Still, life is not anywhere close to what it used to be. For example, access even to basic supplies and grocery stores is limited. Her stop at Lepetit Espresso yesterday was a respite during her trek to the A&P Minimart on Royal Street, a good few miles from her home, where she going to do her grocery shopping; she does not have a car, so this is the only supermarket that is accessible to her at the moment.

Asking about the nature of UNC Law's work here, she said it took a long time to be able to accept the fact that she and others here needed help; at first, she turned away offers of assistance because she just couldn't believe that she had to rely on strangers for support. Eventually, though, she realized that this city and its residents cannot rebuild alone. And, so, she said to tell all of the students here this week that "Meredith says thank you."
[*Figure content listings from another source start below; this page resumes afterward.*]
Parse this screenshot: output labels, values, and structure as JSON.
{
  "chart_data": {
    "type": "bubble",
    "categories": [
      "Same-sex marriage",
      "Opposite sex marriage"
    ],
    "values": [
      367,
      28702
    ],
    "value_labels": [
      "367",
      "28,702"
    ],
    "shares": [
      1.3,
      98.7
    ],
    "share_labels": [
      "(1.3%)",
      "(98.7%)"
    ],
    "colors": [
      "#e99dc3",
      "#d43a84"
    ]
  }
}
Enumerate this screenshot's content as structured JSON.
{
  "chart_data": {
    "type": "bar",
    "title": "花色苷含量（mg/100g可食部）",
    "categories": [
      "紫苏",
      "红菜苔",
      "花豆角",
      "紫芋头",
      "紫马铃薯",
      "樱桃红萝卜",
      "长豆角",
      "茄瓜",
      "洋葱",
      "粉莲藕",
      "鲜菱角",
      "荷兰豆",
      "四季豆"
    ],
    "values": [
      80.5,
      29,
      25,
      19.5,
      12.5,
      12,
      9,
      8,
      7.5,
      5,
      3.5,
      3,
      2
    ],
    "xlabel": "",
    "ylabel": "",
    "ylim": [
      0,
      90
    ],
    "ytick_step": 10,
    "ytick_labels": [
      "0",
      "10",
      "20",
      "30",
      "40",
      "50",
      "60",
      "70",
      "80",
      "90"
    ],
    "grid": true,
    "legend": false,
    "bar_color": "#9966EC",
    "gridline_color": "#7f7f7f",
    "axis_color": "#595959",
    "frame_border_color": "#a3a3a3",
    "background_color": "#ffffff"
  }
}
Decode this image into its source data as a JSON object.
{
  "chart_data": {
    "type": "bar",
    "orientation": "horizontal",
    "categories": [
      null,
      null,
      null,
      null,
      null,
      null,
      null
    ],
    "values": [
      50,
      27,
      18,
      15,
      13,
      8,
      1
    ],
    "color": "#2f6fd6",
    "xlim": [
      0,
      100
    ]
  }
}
I blog about this story because so much of what we have done and seen this week has been one step removed from the people (other than lawyers) who were here and survived the storm. The succession group, in particular, has been cloistered at a posh law firm working with files. Although we've spoken with clients and navigated government bureaucracies, we haven't had much time to talk to people in a more casual way. Also, because we have spent a lot of our free time travelling in a pack, it has been hard to meet "real" people. Sitting alone with my coffee, I debated for a while whether to talk to the woman next to me. I'm glad to have reached out--and glad that Meredith was willing to talk.